278    En ce qui concerne le mode de calcul des contributions ex ante, l’article 4, paragraphe 2, du règlement délégué 2015/63 prévoit que le CRU détermine leur montant sur la base du niveau cible annuel, compte tenu du niveau cible final, et sur la base du montant moyen des dépôts couverts de l’année précédente, calculé trimestriellement, pour tous les établissements agréés sur le territoire de tous les États membres participants.

279    De même, selon l’article 4 du règlement d’exécution 2015/81, le CRU calcule la contribution ex ante pour chaque établissement sur la base du niveau cible annuel, qui doit être établi au regard du niveau cible final et conformément à la méthode exposée dans le règlement délégué 2015/63.

280    Afin d’examiner si le CRU a respecté son obligation de motivation en ce qui concerne la détermination du niveau cible annuel, il convient tout d’abord de rappeler que, même si l’auteur d’une décision n’est pas obligé, dans la motivation de celle-ci, de spécifier tous les éléments de fait et de droit pertinents, il n’en demeure pas moins que cette motivation doit exposer au moins les faits et les considérations juridiques revêtant une importance essentielle dans l’économie de la décision (voir, en ce sens, arrêt du 10 juillet 2008, Bertelsmann et Sony Corporation of America/Impala, C‑413/06 P, EU:C:2008:392, point 169 et jurisprudence citée).

281    Ensuite, lorsque le CRU adopte une décision fixant les contributions ex ante, il doit porter à la connaissance des établissements concernés la méthode de calcul de ces contributions (voir arrêt du 15 juillet 2021, Commission/Landesbank Baden-Württemberg et CRU, C‑584/20 P et C‑621/20 P, EU:C:2021:601, point 122).

282    Il doit en aller de même pour la méthode de détermination du niveau cible annuel, ce montant revêtant une importance essentielle dans l’économie d’une telle décision.

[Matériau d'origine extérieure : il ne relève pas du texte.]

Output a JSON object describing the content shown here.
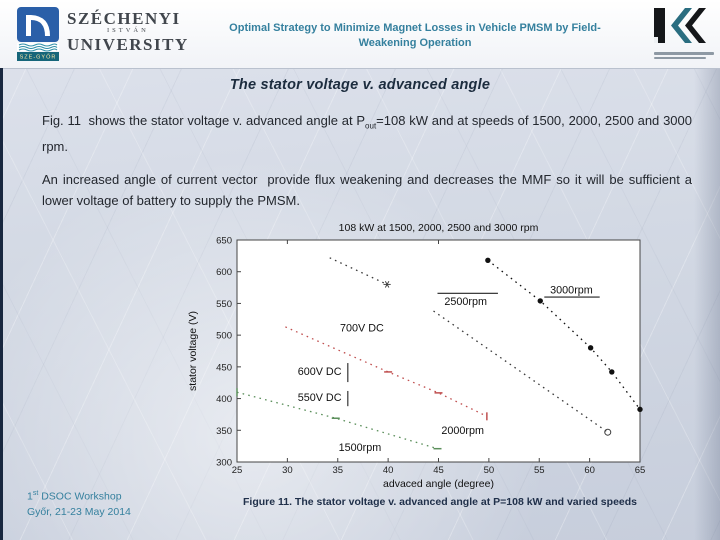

En effet, ainsi qu’il ressort de l’article 4 du règlement d’exécution 2015/81, le mode de calcul des contributions ex ante consiste en la répartition dudit montant entre tous les établissements concernés, de sorte qu’une augmentation ou une réduction de ce même montant entraîne une augmentation ou une réduction correspondante de la contribution ex ante de chacun de ces établissements.

283    Il ressort de ce qui précède que les établissements redevables des contributions ex ante doivent pouvoir comprendre, à la lecture de la décision attaquée, au moins les principales étapes de la méthode de calcul du montant du niveau cible annuel pour la période de contribution concernée.

284    En l’espèce, ainsi qu’il ressort du considérant 80 de la décision attaquée, le CRU a fixé le montant du niveau cible annuel à 7 007 654 704 euros.

285    Au considérant 60 de la décision attaquée, le CRU a rappelé avoir déterminé ce niveau cible compte tenu, notamment, du montant pronostiqué du niveau cible final, qui devait être atteint à la fin de la période initiale, ainsi que des moyens financiers déjà disponibles dans le FRU.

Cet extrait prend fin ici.